De volgende stap: van woorden naar daden
De belangen van aandacht voor duurzaamheid zijn helder en het doel is duidelijk: het realiseren van een duurzame transitie met als resultaat een win-win. Maar wat is daarvoor nodig?
“Slimme innovatiekracht, dat is wat het vergt van bedrijven”, zegt Schreve. “Een goed voorbeeld is een bedrijf in de logistieke sector met transportroutes in zero-emission zones. Dat betekent dat de organisatie vanaf 2030 elektrische vrachtwagens moet inzetten. Is er voldoende budget gereserveerd om nu te investeren of moet het bedrijf wachten met de aankoop van nieuwe wagens?”
Het is een strategisch vraagstuk, legt Schreve uit. “Concurrenten moeten ook omschakelen en er kan een wachtlijst op elektrische vrachtwagens ontstaan. Door nu te differentiëren, te innoveren en te investeren, is het bedrijf straks een voorloper in de markt.”
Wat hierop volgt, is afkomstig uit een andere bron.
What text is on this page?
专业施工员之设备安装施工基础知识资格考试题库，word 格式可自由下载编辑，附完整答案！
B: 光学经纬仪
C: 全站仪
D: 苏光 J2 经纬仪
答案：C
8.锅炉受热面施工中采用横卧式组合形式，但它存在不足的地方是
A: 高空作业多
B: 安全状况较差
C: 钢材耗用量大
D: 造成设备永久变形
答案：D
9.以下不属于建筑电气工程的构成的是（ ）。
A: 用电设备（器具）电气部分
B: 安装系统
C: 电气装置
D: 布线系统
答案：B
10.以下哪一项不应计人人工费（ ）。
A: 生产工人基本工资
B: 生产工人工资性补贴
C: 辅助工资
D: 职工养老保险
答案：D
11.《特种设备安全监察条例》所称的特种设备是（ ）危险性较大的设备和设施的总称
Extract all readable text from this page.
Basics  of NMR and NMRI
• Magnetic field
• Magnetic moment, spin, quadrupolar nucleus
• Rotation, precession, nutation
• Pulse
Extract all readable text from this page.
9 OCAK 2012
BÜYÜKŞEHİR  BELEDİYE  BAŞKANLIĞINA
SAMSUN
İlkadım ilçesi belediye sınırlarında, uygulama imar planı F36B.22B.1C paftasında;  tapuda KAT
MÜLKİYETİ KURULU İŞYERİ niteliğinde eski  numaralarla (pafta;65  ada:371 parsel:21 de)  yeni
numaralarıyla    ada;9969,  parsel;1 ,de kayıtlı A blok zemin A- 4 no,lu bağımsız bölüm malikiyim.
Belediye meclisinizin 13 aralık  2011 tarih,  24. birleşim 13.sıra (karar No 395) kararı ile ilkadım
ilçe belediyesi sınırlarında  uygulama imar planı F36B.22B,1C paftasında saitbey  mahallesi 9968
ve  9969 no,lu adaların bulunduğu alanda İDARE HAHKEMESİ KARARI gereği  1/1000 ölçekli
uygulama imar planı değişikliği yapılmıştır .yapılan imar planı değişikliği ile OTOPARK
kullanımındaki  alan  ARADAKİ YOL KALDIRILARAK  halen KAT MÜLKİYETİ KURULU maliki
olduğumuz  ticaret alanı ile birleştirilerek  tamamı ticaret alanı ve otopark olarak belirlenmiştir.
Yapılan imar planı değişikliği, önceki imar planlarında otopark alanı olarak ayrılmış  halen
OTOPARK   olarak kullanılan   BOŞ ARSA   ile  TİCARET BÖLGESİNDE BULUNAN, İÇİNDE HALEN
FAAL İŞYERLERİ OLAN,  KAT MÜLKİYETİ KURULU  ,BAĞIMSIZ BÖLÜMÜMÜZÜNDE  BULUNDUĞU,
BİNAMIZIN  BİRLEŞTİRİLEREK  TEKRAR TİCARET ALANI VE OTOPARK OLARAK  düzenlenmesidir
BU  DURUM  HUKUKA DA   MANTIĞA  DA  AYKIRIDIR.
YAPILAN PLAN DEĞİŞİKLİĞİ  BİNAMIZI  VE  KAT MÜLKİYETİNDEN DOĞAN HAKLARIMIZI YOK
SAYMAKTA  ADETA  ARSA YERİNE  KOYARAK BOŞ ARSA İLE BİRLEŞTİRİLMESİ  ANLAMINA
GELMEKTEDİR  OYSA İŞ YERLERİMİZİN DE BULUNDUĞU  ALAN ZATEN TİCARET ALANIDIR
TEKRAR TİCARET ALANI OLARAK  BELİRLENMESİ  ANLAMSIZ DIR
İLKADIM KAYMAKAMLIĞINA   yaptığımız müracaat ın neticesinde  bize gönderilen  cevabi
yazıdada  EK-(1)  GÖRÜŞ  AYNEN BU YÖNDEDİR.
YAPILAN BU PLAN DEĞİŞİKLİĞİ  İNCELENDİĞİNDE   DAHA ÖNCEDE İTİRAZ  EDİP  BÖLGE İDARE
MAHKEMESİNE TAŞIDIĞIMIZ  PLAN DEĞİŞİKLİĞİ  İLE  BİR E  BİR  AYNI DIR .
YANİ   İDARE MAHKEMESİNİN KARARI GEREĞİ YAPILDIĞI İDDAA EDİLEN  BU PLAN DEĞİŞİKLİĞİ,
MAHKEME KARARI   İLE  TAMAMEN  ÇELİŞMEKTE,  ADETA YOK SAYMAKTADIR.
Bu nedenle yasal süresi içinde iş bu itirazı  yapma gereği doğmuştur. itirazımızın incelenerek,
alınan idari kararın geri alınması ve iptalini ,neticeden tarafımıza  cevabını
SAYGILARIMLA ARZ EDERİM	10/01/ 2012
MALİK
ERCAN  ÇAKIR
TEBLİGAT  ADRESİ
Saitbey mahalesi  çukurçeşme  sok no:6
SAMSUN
Voor Schreve gaat het dus om innovatie, veerkracht en vooruitdenken. Dat vereist het bij elkaar brengen van verschillende perspectieven, vult Ploos van Amstel-Haagsma aan. Zij raadt bedrijven aan de samenwerking tussen CFO en CSO te intensiveren. “Het zijn twee bloedgroepen die veel van elkaar kunnen leren en samen tot nieuwe inzichten en besluiten kunnen komen. Ik merk dat zelf tijdens mijn wekelijkse gesprek met de CFO van PwC. We versterken elkaar.”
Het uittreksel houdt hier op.